CEO da Sankhya fala sobre a atuação do negócio e 
os planos de criar uma plataforma integrada Felipe Calixto é um dos fundadores, e hoje CEO da Sankhya Foto: LUIZA PRADO/JC

Gestão empresarial otimiza processos

Felipe Calixto fundou a Sankhya em 1989, há exatos 30 anos, em Uberlândia, Minas Gerais. No início, a empresa se chamava SOS Informática, mas, na hora de registrar o nome, viu que já haviam muitas companhias homônimas. Ele e o irmão mais novo e sócio, Fábio Túlio, então, decidiram pela nova marca, cuja tradução remete à soma, análise, multiplicidade ou raciocínio.
Hoje, a empresa é pioneira em Enterprise Resource Planning on-line (ERP) - que em português significa planejamento dos recursos da empresa. O negócio possui mais de 10 mil clientes espalhados por todo o Brasil, e um quadro com mais de 1 mil funcionários. Entre as companhias já atendidas, estão Kia, Globo Aviação e Philip Morris. A expectativa é fechar o ano com um faturamento de R$ 220 milhões.
No Rio Grande do Sul, a companhia opera com uma unidade de negócio própria, responsável por comercializar e prestar atendimento aos clientes do Estado.
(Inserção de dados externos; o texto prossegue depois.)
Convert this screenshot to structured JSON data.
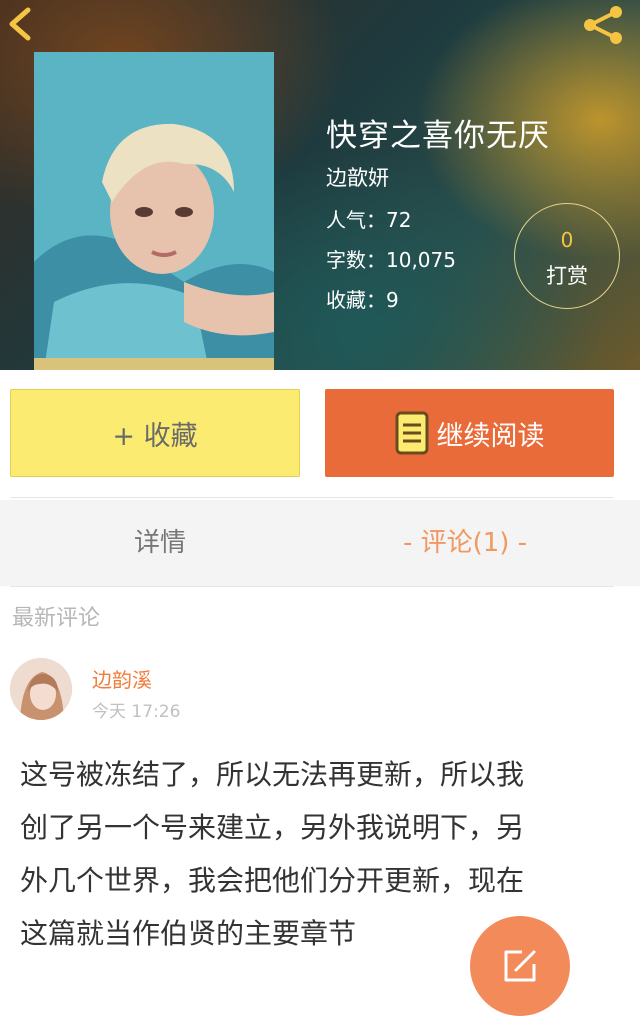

Durante visita à operação gaúcha, Felipe falou sobre o empreendimento.
GeraçãoE - O que faz uma gestão de solução de empresas?
Felipe Calixto - Pegamos os processos de todas as áreas de uma empresa, automatizamos e deixamos integrados. Antes, alguém lançava uma venda, um funcionário do estoque tinha que dar a baixa, aí passava para o setor financeiro, onde outro colaborador tinha que finalizar o processo. Existia retrabalho. Uma única venda não pode ter cinco ou seis lançamentos de sistema em cinco ou seis setores.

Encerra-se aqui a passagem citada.